If you work in healthcare it is pretty likely that you have heard the term “Meaningful Use.” While many find it to be much more annoying than beneficial, I find that many people actually do not have any idea what it actually means for patients.
The “Meaning Yoose Rap” does a great job of giving a general idea of what meaningful use is, what it does for patients, and how providers can benefit from implementing.
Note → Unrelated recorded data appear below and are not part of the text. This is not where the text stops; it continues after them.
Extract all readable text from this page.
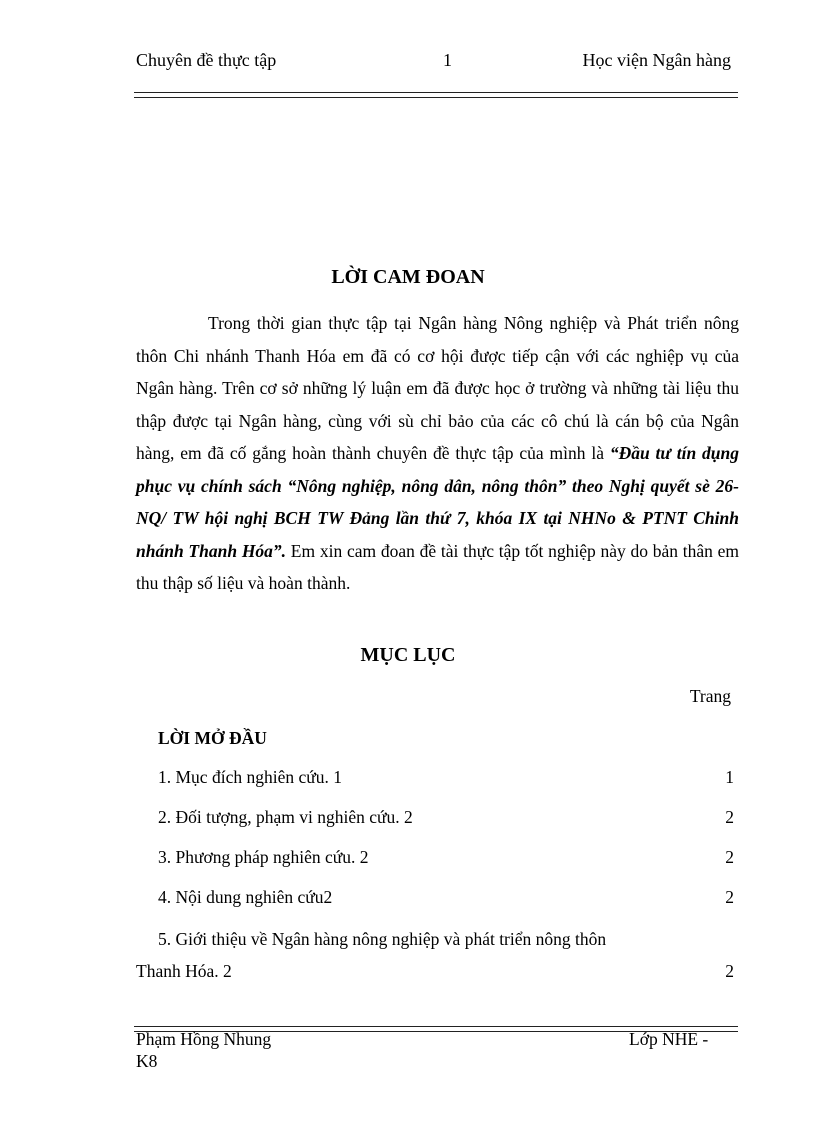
Chuyên đề thực tập	1	Học viện Ngân hàng
LỜI CAM ĐOAN
Trong thời gian thực tập tại Ngân hàng Nông nghiệp và Phát triển nông thôn Chi nhánh Thanh Hóa em đã có cơ hội được tiếp cận với các nghiệp vụ của Ngân hàng. Trên cơ sở những lý luận em đã được học ở trường và những tài liệu thu thập được tại Ngân hàng, cùng với sù chỉ bảo của các cô chú là cán bộ của Ngân hàng, em đã cố gắng hoàn thành chuyên đề thực tập của mình là “Đầu tư tín dụng phục vụ chính sách “Nông nghiệp, nông dân, nông thôn” theo Nghị quyết sè 26-NQ/ TW hội nghị BCH TW Đảng lần thứ 7, khóa IX tại NHNo & PTNT Chinh nhánh Thanh Hóa”. Em xin cam đoan đề tài thực tập tốt nghiệp này do bản thân em thu thập số liệu và hoàn thành.
MỤC LỤC
Trang
LỜI MỞ ĐẦU
1. Mục đích nghiên cứu. 1	1
2. Đối tượng, phạm vi nghiên cứu. 2	2
3. Phương pháp nghiên cứu. 2	2
4. Nội dung nghiên cứu2	2
5. Giới thiệu về Ngân hàng nông nghiệp và phát triển nông thôn
Thanh Hóa. 2	2
Phạm Hồng Nhung	Lớp NHE -
K8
If you’re a physician you’re probably already working towards the goals since there is a pretty nice cash incentive involved. But if you’re a staff nurse you may be annoyed by extra work in the form of additional items to key in an existing EMR or implementation of entirely new EMR. However, the monetary incentives meaningful use are really just a nice bonus. These incentives pale in comparison to the huge benefit we will see in continuity of care of patients when the HIE are in place.
So what is an HIE?
An HIE is a Health Information Exchange. The portion of the rap where he keeps talking about interoperability is what is vital here. Basically most hospital computer systems are written on proprietary code that is specific to the EMR vendor. And until now there have not been very compelling reasons for the vendors to make patient information be able to be easily transferred to other systems. That is a problem if you happen to move or need to see a specialist outside of the health system where your records are. In a world were nearly everything is electronic, and open source is everywhere, healthcare records have been lagging behind.
That is what meaningful use will eventually fix. Instead of having to print out documents to transport your medical records, providers will be able to easily request your entire health history with just a few clicks. It seems like we should have been doing this for years already, but we haven’t been.
It has taken the government giving these incentives to get healthcare organizations and vendor (especially vendors) on board with creating interoperability (through continuity of care documents and HL7). Why? Because before hospitals these incentives, and the hospitals are their HIT departments began pressuring vendors to becoming complaint, the vendors would charge big fees to make custom inerrability tools on a case by case basis. So the EMR vendors stood to profit, and the patients and providers were left paying the bill.
It’s not often that I agree with government mandates, but meaningful use is one of that rare exceptions that was actually needed to get the job done. If there is one thing we need in this country to improve healthcare it’s continuity, and meaningful use can make that happen.